As well as general practicing nurses, there are many specialisms that nurses decide to take, meaning their work may be less varied on a case by case basis, but more specialized when it comes to the patients they will see.
Nurses can combine specialisms with one or more areas of practice when it makes sense, be that working with specific illnesses and disease (like cancer) or with specific age groups like pediatrics or geriatrics.
Some of the specialisms a nurse may decide to take are:
Cardiovascular – working with patients with particular heart issues or those who have had or require heart surgery for any number of reasons
Neurology – working with patients who have any specific neurological (brain and spinal cord) l issues and complaints.
Rehabilitation – working with patients who require help to recover from either chronic or acute issues. This could include addiction, injury, or chronic medical issues.
Addiction – caring for patients who have specific addictions, be they drugs, alcohol, or other substance abuse.
Neonatal – working with newborns and their families, this could be working within maternity wards for healthy deliveries, but also working within Neonatal Intensive Care Units (NICUs), supporting babies and their families who require different levels of care.
Critical Care – usually, critical care nurses work with patients who have acute medical issues. These can be due to sudden severe illness or injury.
Public health nursing – working within the public sector to educate and inform the public on various different health matters such as disease or vaccinations. Public health nursing is quite a broad field and included community outreach and education programs such as screening, blood drives, and immunization clinics.
Nephrology – supporting patients with kidney-related diseases and illnesses, including those why may be in receipt of dialysis and transplants.
Genetics – supporting people with particular genetics related illnesses and diseases such as cystic fibrosis. A genetics nurse will provide treatment plans, screening, and counseling to patients who qualify.

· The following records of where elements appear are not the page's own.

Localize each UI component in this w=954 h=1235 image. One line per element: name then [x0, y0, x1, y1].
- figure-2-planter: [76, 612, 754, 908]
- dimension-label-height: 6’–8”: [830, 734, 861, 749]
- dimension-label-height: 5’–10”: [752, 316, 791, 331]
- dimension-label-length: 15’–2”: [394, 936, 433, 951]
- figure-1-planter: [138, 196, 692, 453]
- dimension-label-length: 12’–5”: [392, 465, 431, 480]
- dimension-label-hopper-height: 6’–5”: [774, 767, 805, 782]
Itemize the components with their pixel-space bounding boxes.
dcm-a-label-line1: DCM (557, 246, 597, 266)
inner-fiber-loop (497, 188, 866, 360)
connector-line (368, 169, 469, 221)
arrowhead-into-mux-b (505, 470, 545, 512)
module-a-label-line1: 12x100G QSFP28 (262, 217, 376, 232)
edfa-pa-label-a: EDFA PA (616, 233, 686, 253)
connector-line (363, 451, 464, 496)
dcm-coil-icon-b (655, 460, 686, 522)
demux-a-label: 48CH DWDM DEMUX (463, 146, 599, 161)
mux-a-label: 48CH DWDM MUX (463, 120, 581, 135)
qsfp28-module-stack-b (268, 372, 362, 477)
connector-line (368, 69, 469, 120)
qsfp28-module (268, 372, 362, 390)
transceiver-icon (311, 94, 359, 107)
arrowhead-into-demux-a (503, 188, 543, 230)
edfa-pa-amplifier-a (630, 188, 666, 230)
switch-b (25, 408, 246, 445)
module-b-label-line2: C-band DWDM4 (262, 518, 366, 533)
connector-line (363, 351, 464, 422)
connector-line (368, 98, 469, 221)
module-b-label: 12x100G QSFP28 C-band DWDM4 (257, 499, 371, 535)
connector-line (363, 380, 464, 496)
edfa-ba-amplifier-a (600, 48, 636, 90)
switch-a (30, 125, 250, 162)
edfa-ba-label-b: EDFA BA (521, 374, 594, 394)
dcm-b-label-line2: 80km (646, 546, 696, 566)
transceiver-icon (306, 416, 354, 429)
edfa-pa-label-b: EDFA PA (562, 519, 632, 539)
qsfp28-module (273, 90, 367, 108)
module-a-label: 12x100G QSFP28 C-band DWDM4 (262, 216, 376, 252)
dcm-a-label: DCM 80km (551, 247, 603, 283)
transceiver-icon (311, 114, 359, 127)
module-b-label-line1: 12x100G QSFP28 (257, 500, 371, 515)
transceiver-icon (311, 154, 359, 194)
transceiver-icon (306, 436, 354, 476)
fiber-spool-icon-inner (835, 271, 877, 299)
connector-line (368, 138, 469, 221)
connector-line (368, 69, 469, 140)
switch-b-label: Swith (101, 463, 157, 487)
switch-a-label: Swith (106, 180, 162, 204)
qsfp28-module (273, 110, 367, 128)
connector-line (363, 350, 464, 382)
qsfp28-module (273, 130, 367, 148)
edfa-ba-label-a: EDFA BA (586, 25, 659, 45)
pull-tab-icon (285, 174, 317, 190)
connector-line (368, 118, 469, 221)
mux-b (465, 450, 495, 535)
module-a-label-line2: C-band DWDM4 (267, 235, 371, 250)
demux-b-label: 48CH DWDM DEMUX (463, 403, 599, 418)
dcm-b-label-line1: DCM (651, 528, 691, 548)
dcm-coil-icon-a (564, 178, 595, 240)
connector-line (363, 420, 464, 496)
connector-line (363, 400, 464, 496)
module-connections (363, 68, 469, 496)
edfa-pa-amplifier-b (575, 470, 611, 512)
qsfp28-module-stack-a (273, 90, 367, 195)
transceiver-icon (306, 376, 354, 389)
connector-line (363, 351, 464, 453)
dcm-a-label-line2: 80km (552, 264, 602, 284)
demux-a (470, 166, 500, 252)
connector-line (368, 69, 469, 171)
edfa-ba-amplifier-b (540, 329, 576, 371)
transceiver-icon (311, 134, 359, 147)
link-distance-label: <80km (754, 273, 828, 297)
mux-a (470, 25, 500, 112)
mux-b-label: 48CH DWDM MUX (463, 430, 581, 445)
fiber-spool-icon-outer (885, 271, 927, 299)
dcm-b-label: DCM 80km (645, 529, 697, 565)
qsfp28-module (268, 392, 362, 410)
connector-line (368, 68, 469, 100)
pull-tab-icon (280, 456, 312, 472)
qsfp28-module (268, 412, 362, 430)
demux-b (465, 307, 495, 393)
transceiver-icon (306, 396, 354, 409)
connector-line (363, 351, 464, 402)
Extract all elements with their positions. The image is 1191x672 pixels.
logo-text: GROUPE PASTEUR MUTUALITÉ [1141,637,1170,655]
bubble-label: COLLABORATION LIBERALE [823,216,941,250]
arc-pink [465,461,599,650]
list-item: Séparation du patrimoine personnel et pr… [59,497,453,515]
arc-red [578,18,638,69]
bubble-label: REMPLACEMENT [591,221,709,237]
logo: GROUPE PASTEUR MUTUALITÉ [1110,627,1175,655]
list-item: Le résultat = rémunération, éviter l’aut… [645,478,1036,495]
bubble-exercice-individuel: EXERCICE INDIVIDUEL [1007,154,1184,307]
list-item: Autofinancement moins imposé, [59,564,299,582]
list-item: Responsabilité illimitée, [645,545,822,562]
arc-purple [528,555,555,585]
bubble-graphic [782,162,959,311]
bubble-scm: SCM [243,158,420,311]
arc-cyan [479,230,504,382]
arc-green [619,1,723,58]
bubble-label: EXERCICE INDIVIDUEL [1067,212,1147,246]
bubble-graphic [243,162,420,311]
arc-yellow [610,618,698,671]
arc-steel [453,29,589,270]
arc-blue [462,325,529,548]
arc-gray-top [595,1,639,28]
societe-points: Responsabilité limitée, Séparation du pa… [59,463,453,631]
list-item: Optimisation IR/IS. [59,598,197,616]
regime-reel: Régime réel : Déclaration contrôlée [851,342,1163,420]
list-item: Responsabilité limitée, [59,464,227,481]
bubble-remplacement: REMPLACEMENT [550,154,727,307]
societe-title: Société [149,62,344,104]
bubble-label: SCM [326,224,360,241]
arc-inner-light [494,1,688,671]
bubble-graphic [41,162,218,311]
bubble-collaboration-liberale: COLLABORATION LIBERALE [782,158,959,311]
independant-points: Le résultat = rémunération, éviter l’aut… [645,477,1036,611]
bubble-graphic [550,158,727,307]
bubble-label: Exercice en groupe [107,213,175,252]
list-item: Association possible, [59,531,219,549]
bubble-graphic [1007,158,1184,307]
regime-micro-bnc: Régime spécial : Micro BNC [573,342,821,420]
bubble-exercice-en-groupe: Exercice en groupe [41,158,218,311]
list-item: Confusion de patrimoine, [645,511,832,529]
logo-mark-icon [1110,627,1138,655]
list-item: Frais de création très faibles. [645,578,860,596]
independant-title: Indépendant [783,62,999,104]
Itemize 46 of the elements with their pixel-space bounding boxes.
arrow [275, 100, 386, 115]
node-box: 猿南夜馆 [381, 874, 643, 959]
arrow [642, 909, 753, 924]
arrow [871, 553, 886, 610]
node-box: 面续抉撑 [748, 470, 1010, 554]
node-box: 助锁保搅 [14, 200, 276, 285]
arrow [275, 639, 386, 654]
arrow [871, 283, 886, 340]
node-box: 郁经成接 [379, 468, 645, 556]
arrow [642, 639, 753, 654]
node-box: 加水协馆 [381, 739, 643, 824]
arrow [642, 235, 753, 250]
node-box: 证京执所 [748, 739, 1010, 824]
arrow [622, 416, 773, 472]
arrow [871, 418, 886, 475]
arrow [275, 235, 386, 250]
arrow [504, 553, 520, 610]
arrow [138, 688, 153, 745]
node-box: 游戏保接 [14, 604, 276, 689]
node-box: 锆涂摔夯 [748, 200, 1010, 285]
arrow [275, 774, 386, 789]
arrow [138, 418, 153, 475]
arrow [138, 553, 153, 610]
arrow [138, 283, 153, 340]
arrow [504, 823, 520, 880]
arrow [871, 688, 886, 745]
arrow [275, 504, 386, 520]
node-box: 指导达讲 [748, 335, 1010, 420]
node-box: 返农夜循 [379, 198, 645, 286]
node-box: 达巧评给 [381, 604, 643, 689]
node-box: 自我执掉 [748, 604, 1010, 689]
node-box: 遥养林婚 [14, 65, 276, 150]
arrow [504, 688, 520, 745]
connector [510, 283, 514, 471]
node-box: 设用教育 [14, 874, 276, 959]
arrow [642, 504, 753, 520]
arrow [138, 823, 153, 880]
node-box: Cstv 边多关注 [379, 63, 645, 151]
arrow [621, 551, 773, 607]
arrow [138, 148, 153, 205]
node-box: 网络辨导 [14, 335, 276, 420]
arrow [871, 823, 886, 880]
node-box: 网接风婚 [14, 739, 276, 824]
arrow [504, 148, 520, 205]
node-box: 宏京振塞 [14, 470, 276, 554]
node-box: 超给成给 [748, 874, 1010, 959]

Is nursing a stressful career?
While nursing is certainly a rewarding career, it is well known to be one of the more stressful careers for people to choose. It’s estimated that 10-70% of nurses will report symptoms of stress and burnout during their careers.
It’s important to note here that stress and fatigue are caused by many things. Some people are more susceptible to stress and burnout, and effective management and leadership will play a big part in keeping teams happy and healthy and working to the best of their abilities.
Are Nurses well paid?
As with many career choices, the salary expectations for nursing can be very varied.
Information gathered form Nurse Journal can provide some indication to salary expectations for different fields:
|Nurse Specialism||Registered Nurse Salary Expectation|
|Dialysis Registered Nurse||$66,542|
|Oncology Registered Nurse||$68,160|
|Post-Anesthetic Care Unit Registered Nurse||$65,434|
|Neonatal Intensive Care Unit Registered Nurse||$61,252|
|Travel Registered Nurse||$65,995|
|Intensive Care Unit Registered Nurse||$62,688|
Given the details provided above, it’s clear that the median salary for registered nursing of this level is around $60,000 to $70,000, with most salaried falling around the mid $60,000 mark.
If a nurse chooses to specialize in a particular field of study, this can definitely have an impact on salaries, in most circumstances, a specialism can enhance pay for the nurse in question as well as promote better employment opportunities for specialists.
The Bureau of Labor Statistics estimates that there are over 2 million registered nurses working within the USA, working at an average median wage of $34.48 an hour or $71,000 per year.
Nursing is and remains a popular choice of career for many, and in recent years we have seen a surge in specialisms meaning a higher level of patient care can be obtained.